"Reading About Reading: 'The Yellow Wallpaper' ", by Judith Fetterly
"The Yellow Wallpaper," New Jersey: Rutgers University Press, 1993: 181-189


Reviewed by Robin Freed


Following on the heels of the feminist criticism that surrounded "The Yellow Wallpaper" during the mid-1970s through the 1980s, Judith Fetterley presents a critique of Charlotte Perkins Gilman's short story that centers around the way in which women struggle with their own textuality in a male dominated discourse. Fetterley interprets "The Yellow Wallpaper" as being a text that admonishes the male literary establishment and urges the preservation of female writing. By reading men's texts, Fetterley argues, "women are forced to become characters in those texts. And since the stories men tell assert as fact what women know to be fiction, not only do women lose the power that comes from authoring...they are forced to deny their own reality" (183). Fetterley contends that the text of "The Yellow Wallpaper" leaves the narrator with two options. The narrator can "accept her husband's definition of reality...she can agree to become a character in his text" (183), which is insanity to the narrator. Alternatively, the narrator can "refuse to read his [John's] text, refuse to become a character in it, and insist on writing her own, behavior for which John will define and treat her as mad" (183). Fetterley goes so far as to juxtapose Gilman with the narrator by stating that "Gilman herself was able to choose a third alternative, that of writing 'The Yellow Wallpaper'" (183). Since the narrator loses her subjectivity by becoming a character in John's discourse, she turns to the wallpaper in order to "write" herself back into a subjective status. Although Fetterley concedes that the narrator briefly succeeds in "writing" her own text by converting the wallpaper into her text, John's narrative ultimately triumphs. After John emerges from his faint, "[he] will tell his story, and there will be no alternate text to expose him" (188). Based on Fetterley's argument, we see that the narrator becomes trapped in a patriarchal text; her descent into madness incorporates her into John's text.

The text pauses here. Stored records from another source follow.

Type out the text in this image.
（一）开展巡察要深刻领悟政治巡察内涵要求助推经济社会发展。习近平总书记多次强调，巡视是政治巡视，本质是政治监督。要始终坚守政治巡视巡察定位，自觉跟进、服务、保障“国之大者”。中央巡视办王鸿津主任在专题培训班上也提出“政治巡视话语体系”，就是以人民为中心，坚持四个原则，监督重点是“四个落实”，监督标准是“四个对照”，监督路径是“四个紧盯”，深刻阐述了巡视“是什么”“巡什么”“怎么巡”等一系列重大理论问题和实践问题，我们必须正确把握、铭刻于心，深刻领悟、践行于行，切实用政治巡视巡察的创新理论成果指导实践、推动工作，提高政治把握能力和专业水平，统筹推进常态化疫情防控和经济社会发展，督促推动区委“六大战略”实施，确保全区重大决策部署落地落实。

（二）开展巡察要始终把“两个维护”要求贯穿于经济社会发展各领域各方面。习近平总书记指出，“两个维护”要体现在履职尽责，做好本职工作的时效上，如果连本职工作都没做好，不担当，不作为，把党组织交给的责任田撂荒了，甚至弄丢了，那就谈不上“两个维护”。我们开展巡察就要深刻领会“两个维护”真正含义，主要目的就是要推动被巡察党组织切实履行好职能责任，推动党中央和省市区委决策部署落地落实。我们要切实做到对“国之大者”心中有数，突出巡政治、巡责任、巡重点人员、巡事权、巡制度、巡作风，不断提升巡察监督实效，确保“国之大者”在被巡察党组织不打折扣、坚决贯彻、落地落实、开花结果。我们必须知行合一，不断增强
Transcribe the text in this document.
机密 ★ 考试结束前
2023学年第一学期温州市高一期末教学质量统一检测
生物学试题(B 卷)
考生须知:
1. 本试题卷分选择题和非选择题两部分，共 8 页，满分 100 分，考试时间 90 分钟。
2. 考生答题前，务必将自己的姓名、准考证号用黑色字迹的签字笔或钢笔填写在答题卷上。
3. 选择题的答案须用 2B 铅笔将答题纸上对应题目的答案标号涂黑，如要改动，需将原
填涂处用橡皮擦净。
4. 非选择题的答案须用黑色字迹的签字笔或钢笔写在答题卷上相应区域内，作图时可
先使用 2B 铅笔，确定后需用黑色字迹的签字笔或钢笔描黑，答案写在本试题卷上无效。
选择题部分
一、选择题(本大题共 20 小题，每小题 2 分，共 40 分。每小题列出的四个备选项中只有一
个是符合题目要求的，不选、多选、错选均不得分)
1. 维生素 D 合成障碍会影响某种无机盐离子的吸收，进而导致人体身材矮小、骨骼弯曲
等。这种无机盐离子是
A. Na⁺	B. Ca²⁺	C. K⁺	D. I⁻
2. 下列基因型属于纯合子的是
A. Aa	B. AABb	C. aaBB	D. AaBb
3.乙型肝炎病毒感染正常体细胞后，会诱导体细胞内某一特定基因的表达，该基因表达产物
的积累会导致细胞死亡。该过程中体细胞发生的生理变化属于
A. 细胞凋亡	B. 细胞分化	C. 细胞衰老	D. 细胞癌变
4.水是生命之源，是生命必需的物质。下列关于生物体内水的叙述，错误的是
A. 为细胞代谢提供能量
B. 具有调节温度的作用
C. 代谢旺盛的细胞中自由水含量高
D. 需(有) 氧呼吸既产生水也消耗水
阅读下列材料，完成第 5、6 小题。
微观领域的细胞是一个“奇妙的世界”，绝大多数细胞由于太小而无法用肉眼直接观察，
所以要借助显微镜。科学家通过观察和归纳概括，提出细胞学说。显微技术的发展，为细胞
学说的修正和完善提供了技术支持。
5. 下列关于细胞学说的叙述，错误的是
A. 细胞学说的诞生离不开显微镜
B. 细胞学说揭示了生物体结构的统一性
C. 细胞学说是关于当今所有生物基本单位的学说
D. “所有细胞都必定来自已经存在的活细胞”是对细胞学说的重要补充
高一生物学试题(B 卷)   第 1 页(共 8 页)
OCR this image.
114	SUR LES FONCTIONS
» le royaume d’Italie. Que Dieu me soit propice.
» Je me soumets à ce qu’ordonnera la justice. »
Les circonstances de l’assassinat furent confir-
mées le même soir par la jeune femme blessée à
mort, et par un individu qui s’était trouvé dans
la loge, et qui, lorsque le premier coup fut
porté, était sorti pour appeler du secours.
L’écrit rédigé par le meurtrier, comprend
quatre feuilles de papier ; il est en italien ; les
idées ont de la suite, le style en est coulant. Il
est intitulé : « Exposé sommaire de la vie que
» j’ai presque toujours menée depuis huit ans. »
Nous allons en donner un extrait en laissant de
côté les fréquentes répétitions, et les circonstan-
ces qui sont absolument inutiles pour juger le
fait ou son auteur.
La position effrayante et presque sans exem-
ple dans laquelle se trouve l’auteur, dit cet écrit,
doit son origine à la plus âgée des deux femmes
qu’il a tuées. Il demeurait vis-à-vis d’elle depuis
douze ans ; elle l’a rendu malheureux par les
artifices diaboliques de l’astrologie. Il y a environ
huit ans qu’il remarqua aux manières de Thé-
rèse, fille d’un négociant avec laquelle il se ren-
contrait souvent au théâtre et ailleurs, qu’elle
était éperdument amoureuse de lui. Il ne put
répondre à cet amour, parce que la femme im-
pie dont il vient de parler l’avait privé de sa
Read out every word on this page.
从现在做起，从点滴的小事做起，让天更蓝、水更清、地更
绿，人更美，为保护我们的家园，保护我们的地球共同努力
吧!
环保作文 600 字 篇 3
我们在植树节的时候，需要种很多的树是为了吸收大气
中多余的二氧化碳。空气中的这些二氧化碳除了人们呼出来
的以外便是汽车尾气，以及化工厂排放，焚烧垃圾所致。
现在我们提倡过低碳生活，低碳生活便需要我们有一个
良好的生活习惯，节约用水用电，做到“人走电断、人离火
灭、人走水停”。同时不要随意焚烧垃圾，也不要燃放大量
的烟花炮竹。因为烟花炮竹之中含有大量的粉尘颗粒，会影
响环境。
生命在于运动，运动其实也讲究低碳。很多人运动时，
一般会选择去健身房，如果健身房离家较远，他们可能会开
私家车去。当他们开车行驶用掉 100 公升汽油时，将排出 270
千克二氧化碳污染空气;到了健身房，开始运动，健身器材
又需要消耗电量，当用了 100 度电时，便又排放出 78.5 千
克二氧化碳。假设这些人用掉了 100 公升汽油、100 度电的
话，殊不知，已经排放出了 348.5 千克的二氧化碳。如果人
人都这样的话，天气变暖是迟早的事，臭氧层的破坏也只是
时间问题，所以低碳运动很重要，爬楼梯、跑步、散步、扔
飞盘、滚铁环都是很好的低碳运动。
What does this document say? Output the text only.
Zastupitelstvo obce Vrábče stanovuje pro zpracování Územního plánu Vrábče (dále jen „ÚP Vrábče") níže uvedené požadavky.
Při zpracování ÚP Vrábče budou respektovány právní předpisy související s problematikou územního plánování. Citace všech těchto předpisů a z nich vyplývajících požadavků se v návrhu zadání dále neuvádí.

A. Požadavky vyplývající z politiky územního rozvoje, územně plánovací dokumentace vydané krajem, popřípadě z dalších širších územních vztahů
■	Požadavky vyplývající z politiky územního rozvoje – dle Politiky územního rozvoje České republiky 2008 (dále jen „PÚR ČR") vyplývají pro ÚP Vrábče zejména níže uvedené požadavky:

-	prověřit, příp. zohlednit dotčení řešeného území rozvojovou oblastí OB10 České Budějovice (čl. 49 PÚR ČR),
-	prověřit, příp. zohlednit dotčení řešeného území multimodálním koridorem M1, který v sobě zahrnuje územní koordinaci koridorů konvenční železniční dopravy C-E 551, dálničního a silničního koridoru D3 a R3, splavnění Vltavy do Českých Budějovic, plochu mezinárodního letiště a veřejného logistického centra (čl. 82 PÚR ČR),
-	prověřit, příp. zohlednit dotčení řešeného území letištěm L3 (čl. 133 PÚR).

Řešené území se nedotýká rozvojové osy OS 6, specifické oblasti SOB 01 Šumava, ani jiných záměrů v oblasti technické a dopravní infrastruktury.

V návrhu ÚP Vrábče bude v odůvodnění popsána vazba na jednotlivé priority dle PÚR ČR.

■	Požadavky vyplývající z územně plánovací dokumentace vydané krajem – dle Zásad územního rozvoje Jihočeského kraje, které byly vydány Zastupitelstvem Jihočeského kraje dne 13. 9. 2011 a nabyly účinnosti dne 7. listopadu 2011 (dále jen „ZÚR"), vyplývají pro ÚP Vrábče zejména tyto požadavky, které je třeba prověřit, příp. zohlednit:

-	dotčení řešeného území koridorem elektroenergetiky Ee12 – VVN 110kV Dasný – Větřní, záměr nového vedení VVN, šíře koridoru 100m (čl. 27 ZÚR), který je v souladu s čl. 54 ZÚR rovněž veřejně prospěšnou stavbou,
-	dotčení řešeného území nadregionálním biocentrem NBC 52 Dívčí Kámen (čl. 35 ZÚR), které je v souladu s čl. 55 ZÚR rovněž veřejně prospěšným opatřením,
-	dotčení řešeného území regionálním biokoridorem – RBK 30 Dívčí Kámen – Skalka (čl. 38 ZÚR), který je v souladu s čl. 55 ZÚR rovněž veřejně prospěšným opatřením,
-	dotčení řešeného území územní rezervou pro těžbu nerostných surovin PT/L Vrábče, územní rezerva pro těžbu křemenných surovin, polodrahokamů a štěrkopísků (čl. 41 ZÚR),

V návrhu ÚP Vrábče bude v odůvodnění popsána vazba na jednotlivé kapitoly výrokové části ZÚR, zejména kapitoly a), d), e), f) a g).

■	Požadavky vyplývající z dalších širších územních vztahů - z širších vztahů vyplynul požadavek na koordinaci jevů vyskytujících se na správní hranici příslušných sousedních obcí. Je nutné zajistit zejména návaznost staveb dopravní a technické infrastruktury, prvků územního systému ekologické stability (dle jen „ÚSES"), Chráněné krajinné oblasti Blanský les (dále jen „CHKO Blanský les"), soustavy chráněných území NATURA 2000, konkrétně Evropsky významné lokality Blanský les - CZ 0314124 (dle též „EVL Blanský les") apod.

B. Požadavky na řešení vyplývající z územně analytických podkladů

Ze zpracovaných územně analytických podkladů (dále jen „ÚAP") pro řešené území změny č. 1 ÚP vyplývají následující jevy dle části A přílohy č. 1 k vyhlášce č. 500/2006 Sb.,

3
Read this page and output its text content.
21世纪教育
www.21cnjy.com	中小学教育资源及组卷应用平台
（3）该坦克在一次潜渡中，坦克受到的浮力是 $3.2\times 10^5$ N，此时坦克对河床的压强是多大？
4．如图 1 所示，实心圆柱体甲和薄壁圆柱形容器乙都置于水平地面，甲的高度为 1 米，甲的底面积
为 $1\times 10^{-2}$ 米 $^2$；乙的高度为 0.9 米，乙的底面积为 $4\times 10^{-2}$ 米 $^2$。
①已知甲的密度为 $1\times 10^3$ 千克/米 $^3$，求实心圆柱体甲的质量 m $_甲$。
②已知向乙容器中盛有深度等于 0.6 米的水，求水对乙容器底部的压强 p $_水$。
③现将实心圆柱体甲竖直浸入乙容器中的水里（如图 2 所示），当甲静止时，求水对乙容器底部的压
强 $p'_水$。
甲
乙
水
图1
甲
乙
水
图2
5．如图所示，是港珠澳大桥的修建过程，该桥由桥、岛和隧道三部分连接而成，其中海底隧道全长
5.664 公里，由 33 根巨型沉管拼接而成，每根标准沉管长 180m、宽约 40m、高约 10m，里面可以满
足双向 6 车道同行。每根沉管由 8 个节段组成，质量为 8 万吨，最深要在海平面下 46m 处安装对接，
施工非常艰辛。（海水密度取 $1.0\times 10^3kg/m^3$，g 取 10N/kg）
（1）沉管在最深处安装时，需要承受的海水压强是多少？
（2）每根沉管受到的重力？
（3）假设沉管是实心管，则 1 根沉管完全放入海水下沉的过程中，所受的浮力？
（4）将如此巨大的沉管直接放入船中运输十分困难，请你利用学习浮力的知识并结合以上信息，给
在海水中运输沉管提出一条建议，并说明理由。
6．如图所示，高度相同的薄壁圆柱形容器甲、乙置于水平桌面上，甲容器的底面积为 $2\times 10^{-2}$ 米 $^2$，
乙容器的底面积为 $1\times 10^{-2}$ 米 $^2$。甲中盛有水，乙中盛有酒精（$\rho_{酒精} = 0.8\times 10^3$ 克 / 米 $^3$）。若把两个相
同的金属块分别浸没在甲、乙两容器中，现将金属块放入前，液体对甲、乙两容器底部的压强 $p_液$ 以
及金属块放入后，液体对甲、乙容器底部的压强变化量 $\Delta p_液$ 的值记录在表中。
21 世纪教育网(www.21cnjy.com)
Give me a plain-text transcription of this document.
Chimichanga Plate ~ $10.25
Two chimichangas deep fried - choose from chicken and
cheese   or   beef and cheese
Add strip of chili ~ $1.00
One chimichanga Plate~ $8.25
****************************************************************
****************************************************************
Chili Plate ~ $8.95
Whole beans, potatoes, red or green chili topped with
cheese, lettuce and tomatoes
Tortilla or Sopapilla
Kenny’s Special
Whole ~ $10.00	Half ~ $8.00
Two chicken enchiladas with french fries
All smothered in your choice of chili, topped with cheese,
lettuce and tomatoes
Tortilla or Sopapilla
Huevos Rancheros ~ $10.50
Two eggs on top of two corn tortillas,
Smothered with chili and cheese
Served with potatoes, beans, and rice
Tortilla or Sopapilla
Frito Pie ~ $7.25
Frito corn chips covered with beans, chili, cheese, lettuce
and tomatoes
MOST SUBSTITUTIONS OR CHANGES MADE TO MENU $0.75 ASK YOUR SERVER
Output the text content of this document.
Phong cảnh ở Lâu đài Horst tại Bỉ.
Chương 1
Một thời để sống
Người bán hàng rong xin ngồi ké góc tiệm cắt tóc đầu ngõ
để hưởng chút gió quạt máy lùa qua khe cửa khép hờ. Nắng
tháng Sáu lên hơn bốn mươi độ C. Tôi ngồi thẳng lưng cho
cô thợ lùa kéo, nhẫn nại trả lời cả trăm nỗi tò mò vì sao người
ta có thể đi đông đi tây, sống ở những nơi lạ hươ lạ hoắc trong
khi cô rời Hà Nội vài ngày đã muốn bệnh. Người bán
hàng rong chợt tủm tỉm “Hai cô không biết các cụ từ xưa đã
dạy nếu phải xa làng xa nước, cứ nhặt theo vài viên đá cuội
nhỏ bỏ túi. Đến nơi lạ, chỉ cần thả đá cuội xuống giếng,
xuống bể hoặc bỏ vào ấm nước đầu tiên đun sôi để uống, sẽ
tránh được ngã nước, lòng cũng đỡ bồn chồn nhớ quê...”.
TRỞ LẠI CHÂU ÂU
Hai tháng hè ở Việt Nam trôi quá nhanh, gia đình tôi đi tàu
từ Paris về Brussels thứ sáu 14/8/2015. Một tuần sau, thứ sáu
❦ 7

Fetterley's article is an insightful commentary on "The Yellow Wallpaper." Her analysis of the way in which John inhibits the narrator's capability to write which in turn causes the narrator to develop her own subjectivity in madness is an important feminist take on the relationship between writing and self. Yet, when Fetterley writes, "In struggling to organize the [wall]paper into a coherent text, the narrator establishes her artistic self and maintains her link with subjectivity and sanity" (187) I find that her argument begins to weaken because she ignores the fact that the line between reality and imagination becomes blurred in the life of the narrator. Perhaps when the narrator initially decides to locate her subjectivity in the wallpaper she claims a hold on her self, but as the story progresses she loses her grasp on reality. Ultimately she loses hold of her real subjective self, which becomes lost to the fiction of the wallpaper itself. If the development of a female subjectivity and textuality is so important to Fetterley, how can we hold up the narrator as a cultural heroine when her subjectivity is enveloped by madness, which in turn "writes" her into the narrative John had already prescribed to her?
Furthermore, for Fetterley to make sweeping statements like "Gilman argues that male control of textuality constitutes one of the primary causes of women's madness in a patriarchal culture" is to overlook the historical context of Gilman's text. Like the narrator in "The Yellow Wallpaper" Gilman suffered from bouts of depression, but she also did not entirely see the plight of women as being suffered at the hands of men. In her essay "The "Nervous Breakdown" of Women" Gilman concedes that "The greatest general cause of nerve strain to-day with the more "civilized" peoples is this: We have reached, through our social progress, a stage of human development which is adapted to a far higher, smoother, more beautiful standard of living; while at the same time we are withheld by the slow movement, the reactionary attitude of our minds, from attaining that standard" (70). As a result "all this strain of rapidly improving life against slowly improving conditions, wears heavily upon the nerve force of the race" (70). While Fetterley's feminist analysis of "The Yellow Wallpaper" makes an important assertion about the importance of women's writing, her critique falls victim to assuming a contemporary interpretation that robs the text of its proper historical significance.